Literatura trans  “As identidades pouco me importam”

Camila Sosa Villada
Camila Sosa Villada Foto: Laura Zanotti

A escritora argentina Camila Sosa Villada defende o termo “travesti” em oposição à categoria “mulher trans”, diz que considera “a identidade uma prisão” e afirma categoricamente: "As pessoas adoram nosso sofrimento”.

Nascida na Argentina, um país onde a expectativa de vida para uma travesti não passa dos 40 anos, Camila Sosa Villada (1982), contrariou a estatística e ousou sobreviver. E, depois de sobreviver, ousou dar notícias de sua sobrevivência. Uma das revelações da literatura contemporânea da América Latina, Sosa Villada nutre-se de suas próprias experiências como travesti no início dos anos 2000 para fazer literatura. 

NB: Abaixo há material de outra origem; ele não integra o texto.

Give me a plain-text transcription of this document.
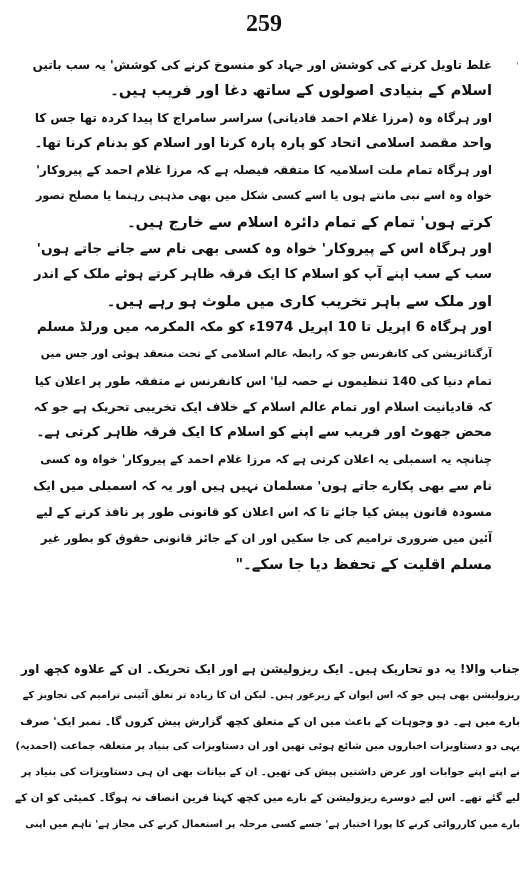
259
'

غلط تاویل کرنے کی کوشش اور جہاد کو منسوخ کرنے کی کوشش' یہ سب باتیں

اسلام کے بنیادی اصولوں کے ساتھ دغا اور فریب ہیں۔

اور ہرگاہ وہ (مرزا غلام احمد قادیانی) سراسر سامراج کا پیدا کردہ تھا جس کا

واحد مقصد اسلامی اتحاد کو پارہ پارہ کرنا اور اسلام کو بدنام کرنا تھا۔

اور ہرگاہ تمام ملت اسلامیہ کا متفقہ فیصلہ ہے کہ مرزا غلام احمد کے پیروکار'

خواہ وہ اسے نبی مانتے ہوں یا اسے کسی شکل میں بھی مذہبی رہنما یا مصلح تصور

کرتے ہوں' تمام کے تمام دائرہ اسلام سے خارج ہیں۔

اور ہرگاہ اس کے پیروکار' خواہ وہ کسی بھی نام سے جانے جاتے ہوں'

سب کے سب اپنے آپ کو اسلام کا ایک فرقہ ظاہر کرتے ہوئے ملک کے اندر

اور ملک سے باہر تخریب کاری میں ملوث ہو رہے ہیں۔

اور ہرگاہ 6 اپریل تا 10 اپریل 1974ء کو مکہ المکرمہ میں ورلڈ مسلم

آرگنائزیشن کی کانفرنس جو کہ رابطہ عالم اسلامی کے تحت منعقد ہوئی اور جس میں

تمام دنیا کی 140 تنظیموں نے حصہ لیا' اس کانفرنس نے متفقہ طور پر اعلان کیا

کہ قادیانیت اسلام اور تمام عالم اسلام کے خلاف ایک تخریبی تحریک ہے جو کہ

محض جھوٹ اور فریب سے اپنے کو اسلام کا ایک فرقہ ظاہر کرتی ہے۔

چنانچہ یہ اسمبلی یہ اعلان کرتی ہے کہ مرزا غلام احمد کے پیروکار' خواہ وہ کسی

نام سے بھی پکارے جاتے ہوں' مسلمان نہیں ہیں اور یہ کہ اسمبلی میں ایک

مسودہ قانون پیش کیا جائے تا کہ اس اعلان کو قانونی طور پر نافذ کرنے کے لیے

آئین میں ضروری ترامیم کی جا سکیں اور ان کے جائز قانونی حقوق کو بطور غیر

مسلم اقلیت کے تحفظ دیا جا سکے۔"

جناب والا! یہ دو تحاریک ہیں۔ ایک ریزولیشن ہے اور ایک تحریک۔ ان کے علاوہ کچھ اور

ریزولیشن بھی ہیں جو کہ اس ایوان کے زیرغور ہیں۔ لیکن ان کا زیادہ تر تعلق آئینی ترامیم کی تجاویز کے

بارے میں ہے۔ دو وجوہات کے باعث میں ان کے متعلق کچھ گزارش پیش کروں گا۔ نمبر ایک' صرف

یہی دو دستاویزات اخباروں میں شائع ہوئی تھیں اور ان دستاویزات کی بنیاد پر متعلقہ جماعت (احمدیہ)

نے اپنے اپنے جوابات اور عرض داشتیں پیش کی تھیں۔ ان کے بیانات بھی ان ہی دستاویزات کی بنیاد پر

لیے گئے تھے۔ اس لیے دوسرے ریزولیشن کے بارے میں کچھ کہنا قرین انصاف نہ ہوگا۔ کمیٹی کو ان کے

بارے میں کارروائی کرنے کا پورا اختیار ہے' جسے کسی مرحلہ پر استعمال کرنے کی مجاز ہے' تاہم میں اپنی
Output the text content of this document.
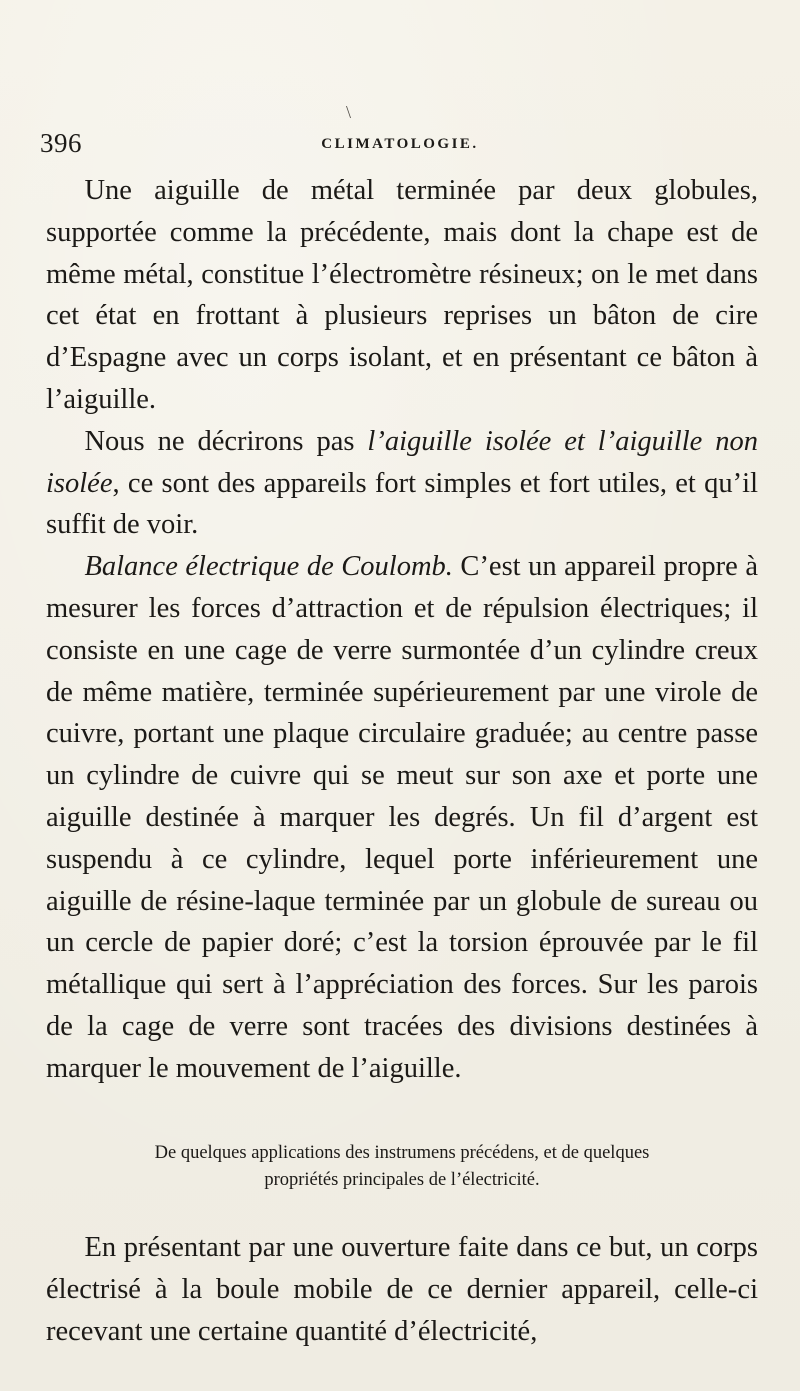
\
396	CLIMATOLOGIE.

Une aiguille de métal terminée par deux globules, supportée comme la précédente, mais dont la chape est de même métal, constitue l’électromètre résineux; on le met dans cet état en frottant à plusieurs reprises un bâton de cire d’Espagne avec un corps isolant, et en présentant ce bâton à l’aiguille.

Nous ne décrirons pas l’aiguille isolée et l’aiguille non isolée, ce sont des appareils fort simples et fort utiles, et qu’il suffit de voir.

Balance électrique de Coulomb. C’est un appareil propre à mesurer les forces d’attraction et de répulsion électriques; il consiste en une cage de verre surmontée d’un cylindre creux de même matière, terminée supérieurement par une virole de cuivre, portant une plaque circulaire graduée; au centre passe un cylindre de cuivre qui se meut sur son axe et porte une aiguille destinée à marquer les degrés. Un fil d’argent est suspendu à ce cylindre, lequel porte inférieurement une aiguille de résine-laque terminée par un globule de sureau ou un cercle de papier doré; c’est la torsion éprouvée par le fil métallique qui sert à l’appréciation des forces. Sur les parois de la cage de verre sont tracées des divisions destinées à marquer le mouvement de l’aiguille.

De quelques applications des instrumens précédens, et de quelques
propriétés principales de l’électricité.

En présentant par une ouverture faite dans ce but, un corps électrisé à la boule mobile de ce dernier appareil, celle-ci recevant une certaine quantité d’électricité,
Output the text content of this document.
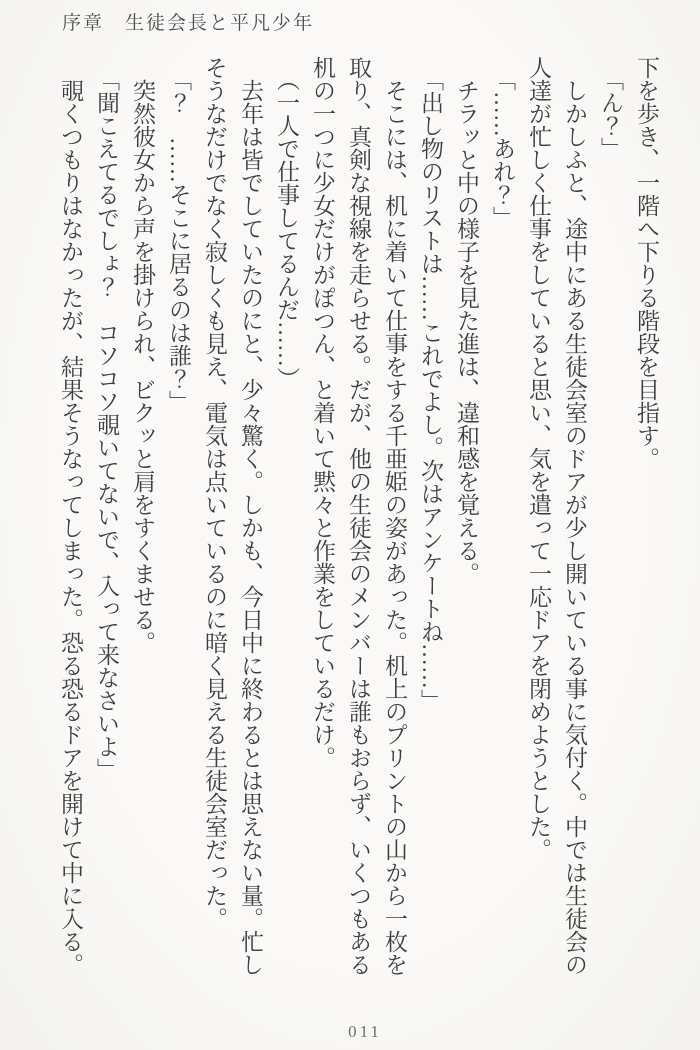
序章　生徒会長と平凡少年

下を歩き、一階へ下りる階段を目指す。

「ん？」

　しかしふと、途中にある生徒会室のドアが少し開いている事に気付く。中では生徒会の人達が忙しく仕事をしていると思い、気を遣って一応ドアを閉めようとした。

「……あれ？」

　チラッと中の様子を見た進は、違和感を覚える。

「出し物のリストは……これでよし。次はアンケートね……」

　そこには、机に着いて仕事をする千亜姫の姿があった。机上のプリントの山から一枚を取り、真剣な視線を走らせる。だが、他の生徒会のメンバーは誰もおらず、いくつもある机の一つに少女だけがぽつん、と着いて黙々と作業をしているだけ。

（一人で仕事してるんだ……）

　去年は皆でしていたのにと、少々驚く。しかも、今日中に終わるとは思えない量。忙しそうなだけでなく寂しくも見え、電気は点いているのに暗く見える生徒会室だった。

「？　……そこに居るのは誰？」

　突然彼女から声を掛けられ、ビクッと肩をすくませる。

「聞こえてるでしょ？　コソコソ覗いてないで、入って来なさいよ」

　覗くつもりはなかったが、結果そうなってしまった。恐る恐るドアを開けて中に入る。

011
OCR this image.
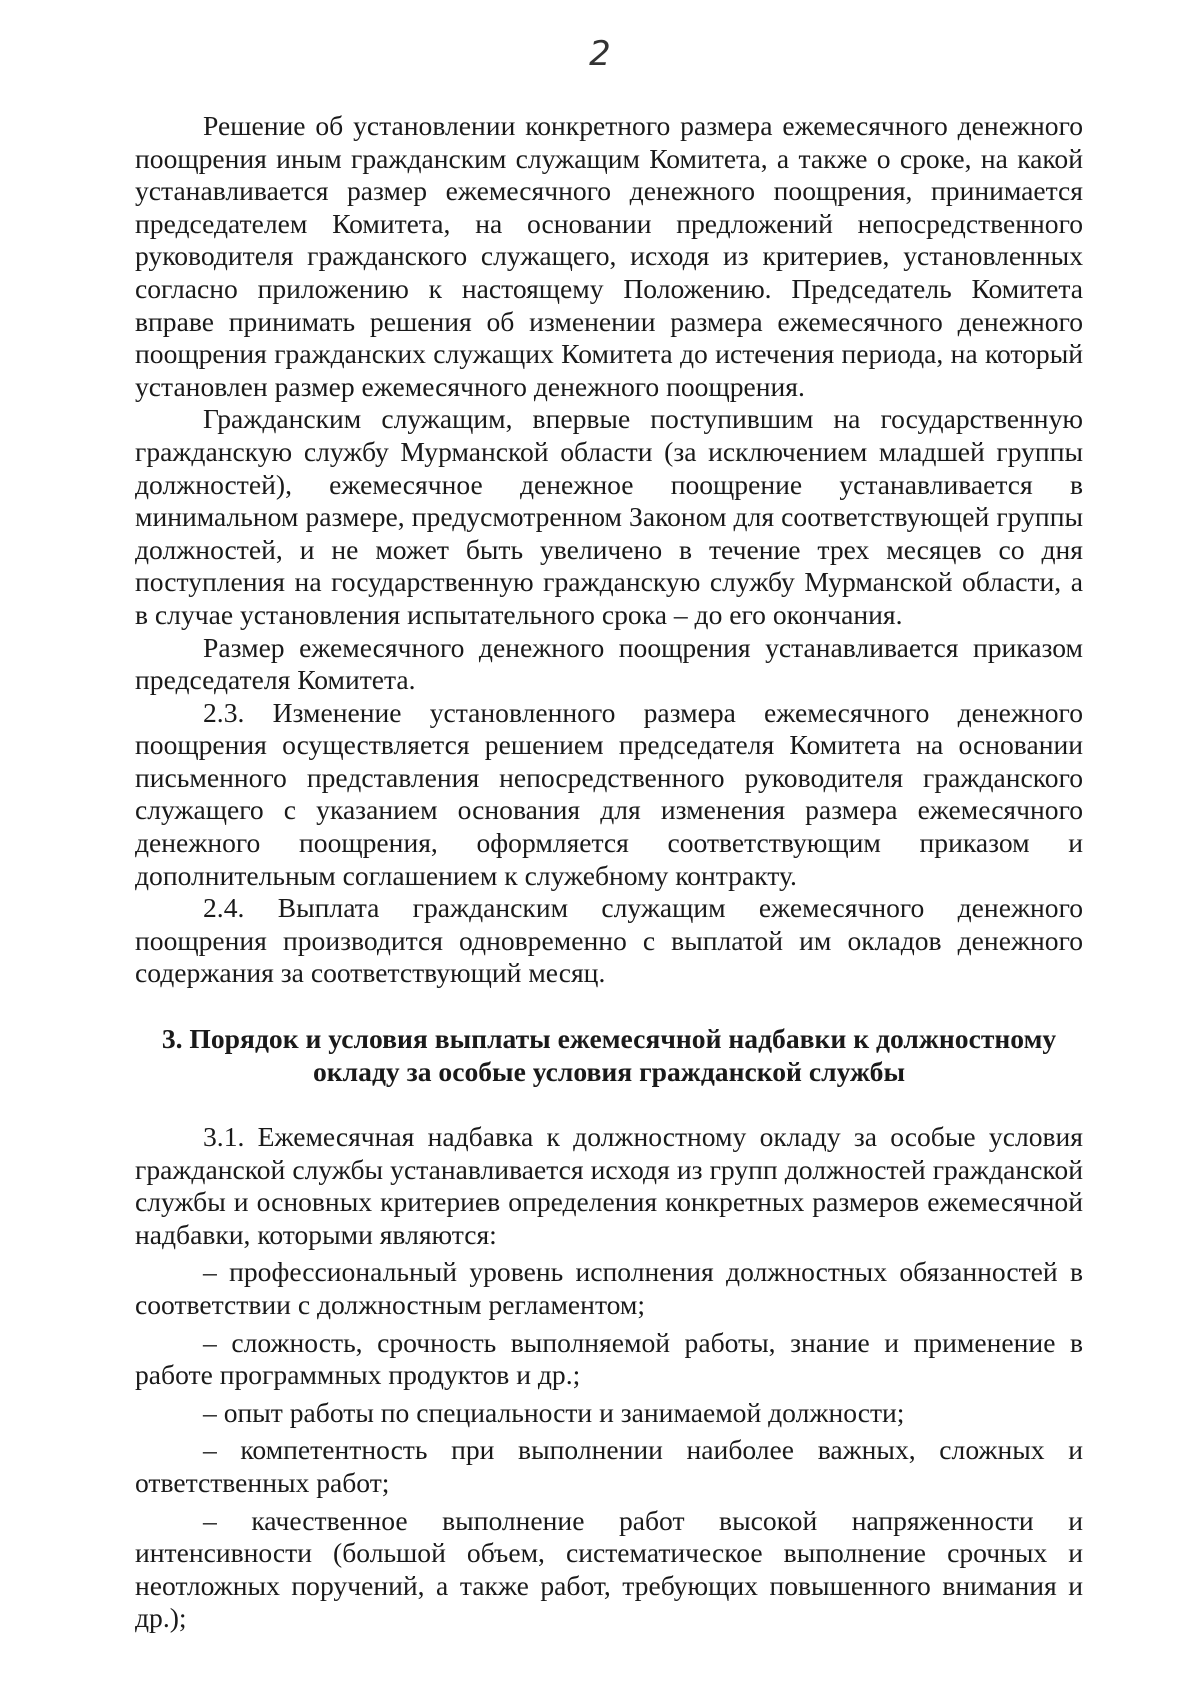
2

Решение об установлении конкретного размера ежемесячного денежного поощрения иным гражданским служащим Комитета, а также о сроке, на какой устанавливается размер ежемесячного денежного поощрения, принимается председателем Комитета, на основании предложений непосредственного руководителя гражданского служащего, исходя из критериев, установленных согласно приложению к настоящему Положению. Председатель Комитета вправе принимать решения об изменении размера ежемесячного денежного поощрения гражданских служащих Комитета до истечения периода, на который установлен размер ежемесячного денежного поощрения.

Гражданским служащим, впервые поступившим на государственную гражданскую службу Мурманской области (за исключением младшей группы должностей), ежемесячное денежное поощрение устанавливается в минимальном размере, предусмотренном Законом для соответствующей группы должностей, и не может быть увеличено в течение трех месяцев со дня поступления на государственную гражданскую службу Мурманской области, а в случае установления испытательного срока – до его окончания.

Размер ежемесячного денежного поощрения устанавливается приказом председателя Комитета.

2.3. Изменение установленного размера ежемесячного денежного поощрения осуществляется решением председателя Комитета на основании письменного представления непосредственного руководителя гражданского служащего с указанием основания для изменения размера ежемесячного денежного поощрения, оформляется соответствующим приказом и дополнительным соглашением к служебному контракту.

2.4. Выплата гражданским служащим ежемесячного денежного поощрения производится одновременно с выплатой им окладов денежного содержания за соответствующий месяц.

3. Порядок и условия выплаты ежемесячной надбавки к должностному
окладу за особые условия гражданской службы

3.1. Ежемесячная надбавка к должностному окладу за особые условия гражданской службы устанавливается исходя из групп должностей гражданской службы и основных критериев определения конкретных размеров ежемесячной надбавки, которыми являются:

– профессиональный уровень исполнения должностных обязанностей в соответствии с должностным регламентом;

– сложность, срочность выполняемой работы, знание и применение в работе программных продуктов и др.;

– опыт работы по специальности и занимаемой должности;

– компетентность при выполнении наиболее важных, сложных и ответственных работ;

– качественное выполнение работ высокой напряженности и интенсивности (большой объем, систематическое выполнение срочных и неотложных поручений, а также работ, требующих повышенного внимания и др.);
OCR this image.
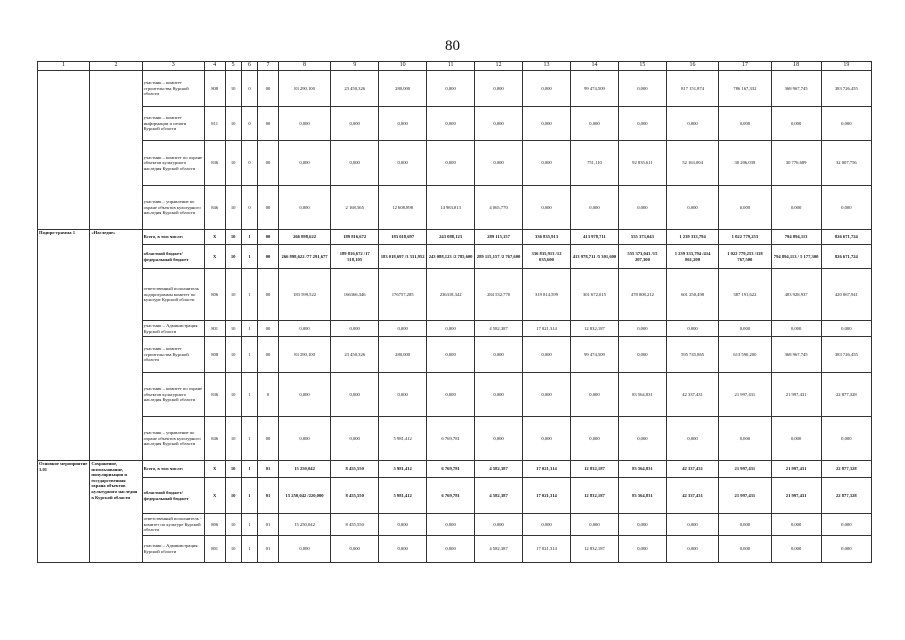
80
1	2	3	4	5	6	7	8	9	10	11	12	13	14	15	16	17	18	19
		участник – комитет строительства Курской области	808	10	0	00	83 290,100	23 450,326	280,000	0,000	0,000	0,000	99 474,509	0,000	817 151,874	786 167,332	368 967,745	383 726,455
		участник – комитет информации и печати Курской области	811	10	0	00	0,000	0,000	0,000	0,000	0,000	0,000	0,000	0,000	0,000	0,000	0,000	0,000
		участник – комитет по охране объектов культурного наследия Курской области	836	10	0	00	0,000	0,000	0,000	0,000	0,000	0,000	751,110	92 835,611	52 163,004	30 206,039	30 776,689	32 007,756
		участник – управление по охране объектов культурного наследия Курской области	846	10	0	00	0,000	2 168,565	12 608,898	14 983,813	4 065,770	0,000	0,000	0,000	0,000	0,000	0,000	0,000
Подпро-грамма 1	«Наследие»	Всего, в том числе:	X	10	1	00	266 898,622	189 816,672	183 018,697	243 088,123	289 115,157	336 835,913	413 978,711	555 373,043	1 239 333,794	1 022 779,253	794 894,113	826 671,724
		областной бюджет/ федеральный бюджет	X	10	1	00	266 898,622 /77 291,677	189 816,672 /17 518,105	183 018,697 /3 331,952	243 088,123 /2 785,600	289 115,157 /2 767,600	336 835,913 /12 035,600	413 978,711 /5 301,600	555 373,043 /15 207,300	1 239 333,794 /414 861,200	1 022 779,253 /118 767,500	794 894,113 / 5 177,300	826 671,724
		ответственный исполнитель подпрограммы комитет по культуре Курской области	806	10	1	00	183 599,522	166366,346	176757,285	236318,342	284 532,770	319 814,599	301 672,015	478 808,212	601 250,498	387 191,622	403 928,937	420 067,941
		участник – Администрация Курской области	801	10	1	00	0,000	0,000	0,000	0,000	4 582,387	17 021,314	12 832,187	0,000	0,000	0,000	0,000	0,000
		участник – комитет строительства Курской области	808	10	1	00	83 290,100	23 450,326	280,000	0,000	0,000	0,000	99 474,509	0,000	595 745,865	613 590,200	368 967,745	383 726,455
		участник – комитет по охране объектов культурного наследия Курской области	836	10	1	0	0,000	0,000	0,000	0,000	0,000	0,000	0,000	83 564,831	42 337,431	21 997,431	21 997,431	22 877,328
		участник – управление по охране объектов культурного наследия Курской области	846	10	1	00	0,000	0,000	5 981,412	6 769,781	0,000	0,000	0,000	0,000	0,000	0,000	0,000	0,000
Основное мероприятие 1.01	Сохранение, использование, популяризация и государственная охрана объектов культурного наследия в Курской области	Всего, в том числе:	X	10	1	01	15 250,042	8 455,550	5 981,412	6 769,781	4 582,387	17 021,314	12 832,187	83 564,831	42 337,431	21 997,431	21 997,431	22 877,328
		областной бюджет/ федеральный бюджет	X	10	1	01	15 250,042 /220,000	8 455,550	5 981,412	6 769,781	4 582,387	17 021,314	12 832,187	83 564,831	42 337,431	21 997,431	21 997,431	22 877,328
		ответственный исполнитель - комитет по культуре Курской области	806	10	1	01	15 250,042	8 455,550	0,000	0,000	0,000	0,000	0,000	0,000	0,000	0,000	0,000	0,000
		участник – Администрация Курской области	801	10	1	01	0,000	0,000	0,000	0,000	4 582,387	17 021,314	12 832,187	0,000	0,000	0,000	0,000	0,000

A realidade violenta da prostituição a que se viu submetida quando passou a se vestir como mulher e descobriu a “magia de se converter em si mesma” se traduz em uma linguagem crua e ágil. Mas quem espera de seus relatos apenas sofrimento e autocomiseração, logo se frustra: há, em suas narrativas, também muita irreverência, humor, ternura. 

Antes de estrear na literatura, Sosa Villada atuou no teatro. A transição do mundo da prostituição para os palcos é narrada em um conto de seu livro mais recente, Soy una tonta por quererte, onde assume a primeira pessoa, mas nunca o mero relato autobiográfico. Na história que dá título à coletânea, a autora abre espaço para a imaginação ao narrar um encontro sexual entre uma travesti mexicana e a cantora Billie Holiday.  

As identidades pouco me importam. As experiências me importam.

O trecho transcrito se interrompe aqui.